A dúvida sobre a vida futura é dissipada pelo conhecimento espírita, que traz informações, declaradas pelo próprio ser depois da morte, sobre seu estado. E as informações da via mediúnica mostram que a prática do suicídio leva ao sofrimento do Espírito no curto prazo, à ponderação quanto a sua inutilidade e à necessidade futura de reparação (3).   Se há sofrimento "do lado de cá", também há "do lado de lá", resultado do continuísmo da vida. Mas, os que confundem progresso com liberdade irrestrita, pensam o contrário e desprezam os relatórios mediúnicos como novas versões do inferno cristão.
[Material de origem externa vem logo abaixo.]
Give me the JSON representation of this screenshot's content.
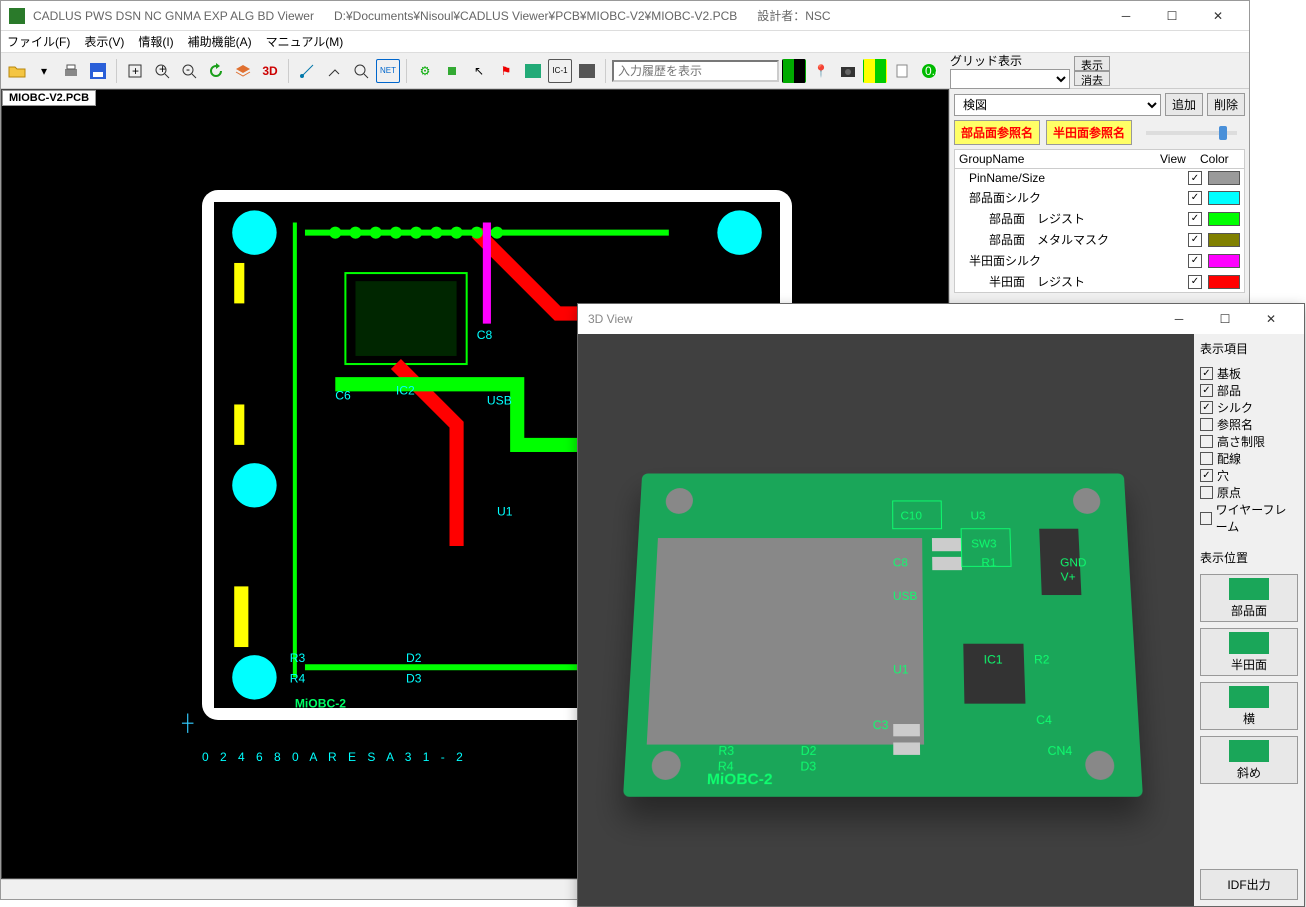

O suicídio é, acima de tudo, consequência do materialismo, da incredulidade, da ignorância total da vida futura e da transitoriedade dos sofrimentos, da falta de resignação do indivíduo cujo orgulho o faz crer ser indigno da situação a ser vencida. Somente uma crença forte, escorada em evidências e em um método, é capaz de vencer esse estado de coisas. As milhares de mensagens e comunicações daqueles que partiram pedem que tenhamos mais paciência com nossas provas. Elas são passageiras e um futuro grandioso aguarda os que souberem suportá-las com coragem e resignação.

Referências

(1) http://pt.wikipedia.org/wiki/Eutan%C3%A1sia

(2) http://veja.abril.com.br/noticia/ciencia/podemos-decretar-a-propria-morte

(3) O suicídio leva não só ao aumento do sofrimento, mas exige o retorno as mesmas conjunturas que  resultaram ao ato. O Espírito praticamente se força a nova existência quando terá que vencer a prova onde falhou. Isso acontecerá tantas vezes quanto ele capitular na prova.